There is an increasing recognition of eating disorders in males, who make up 10 per cent of all cases. The disorders are increasingly seen in children.

A 2001 study published in the Canadian Medical Association Journal found that of 1,739 Ontario schoolgirls aged 12 to 18:

  • Twenty-seven per cent said they engaged in bingeing or purging.
  • Twenty-three per cent said they were dieting.
  • Eight per cent reported self-induced vomiting.

Doctors can help prevent eating disorders by stressing proper nutrition and exercise to avoid an unhealthy focus on weight and dieting, the report’s authors said in outlining diagnostic criteria for disordered eating.

Stunted kids

The anti-obesity campaign has unintentionally created a rise in the number of children with eating disorders, often with serious consequences, said Dr. Leora Pinhas, psychiatric director of the eating disorder clinic at Toronto’s Hospital for Sick Children.

“We’re seeing kids who are stunted, we’re seeing kids who haven’t grown in two years,” said Pinhas. “They’re in Grade 2 [and] they’re still the same height they were in kindergarten.

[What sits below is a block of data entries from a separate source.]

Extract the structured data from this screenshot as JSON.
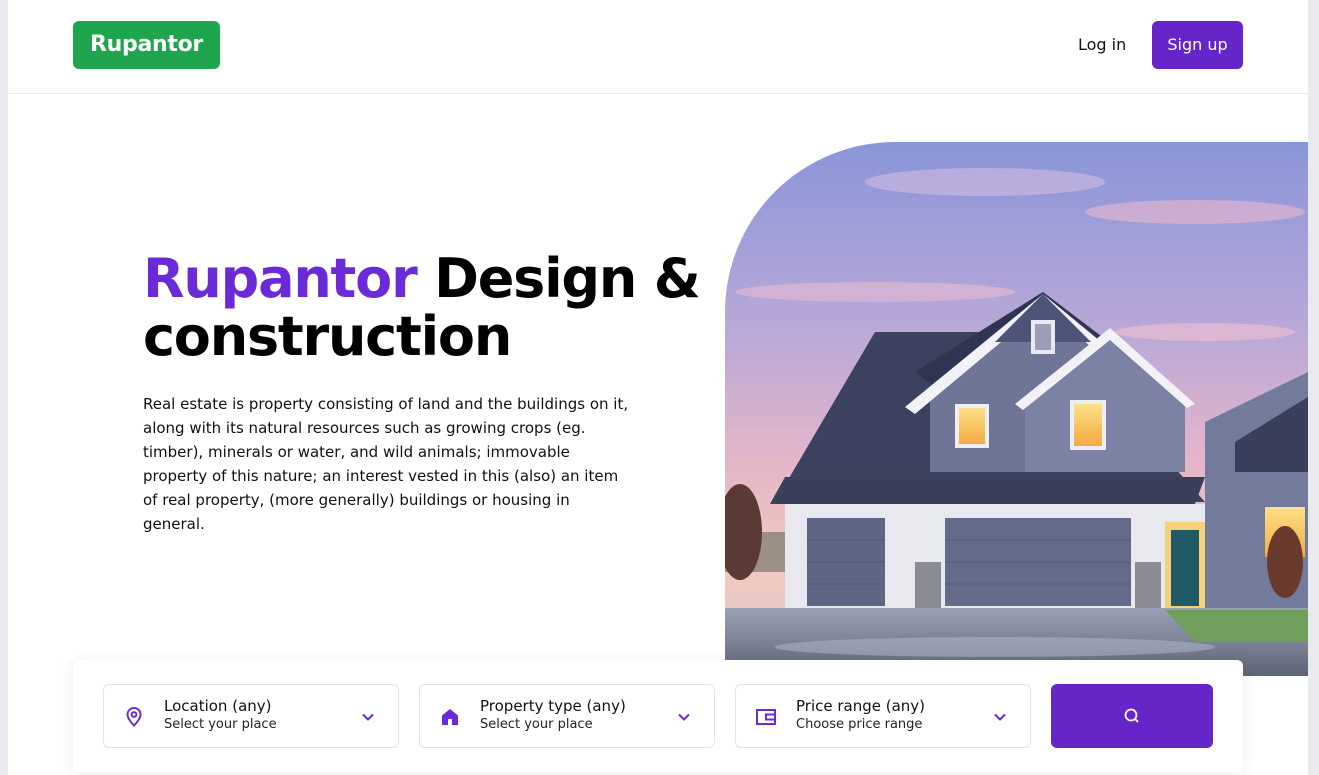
{
  "header": {
    "logo_text": "Rupantor",
    "login_label": "Log in",
    "signup_label": "Sign up"
  },
  "hero": {
    "title_brand": "Rupantor",
    "title_rest_line1": " Design &",
    "title_line2": "construction",
    "description": "Real estate is property consisting of land and the buildings on it, along with its natural resources such as growing crops (eg. timber), minerals or water, and wild animals; immovable property of this nature; an interest vested in this (also) an item of real property, (more generally) buildings or housing in general."
  },
  "search": {
    "location": {
      "title": "Location (any)",
      "subtitle": "Select your place",
      "icon": "map-pin-icon"
    },
    "property_type": {
      "title": "Property type (any)",
      "subtitle": "Select your place",
      "icon": "house-icon"
    },
    "price_range": {
      "title": "Price range (any)",
      "subtitle": "Choose price range",
      "icon": "wallet-icon"
    },
    "button_icon": "search-icon"
  },
  "colors": {
    "brand_green": "#1ea54d",
    "accent_purple": "#6525c9",
    "title_purple": "#6a2ad8"
  }
}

And if it’s affecting their height, it’s affecting everything inside their body, including their brain.”

Six years ago, doctors told Tina Mansfield-Moffatt of Hamilton that her nine-year-old daughter Jessica needed to lose weight. Mansfield-Moffatt put Jessica on a diet, and unknowingly, on a path to another illness: anorexia.

Jessica started to make herself sick when she was 13. A month ago, she was admitted to a treatment facility in Utah, weighing only 89 pounds.

“She’s 15 years old, in a hospital bed with a feeding tube,” Mansfield-Moffatt said. “She looked at me and she was crying. She’s like, ‘Mom, I am so scared. I don’t want to die.’”

Mansfield-Moffatt now hopes that the program Jessica is in will help her recover from the illness. About three per cent of women will be affected by an eating disorder during their lifetime, according to the Public Health Agency of Canada.

Since 1987, hospitalizations for eating disorders in general hospitals have increased by 34 per cent among young women under age 15 and by 29 per cent among 15- to 24-year-olds, the agency said.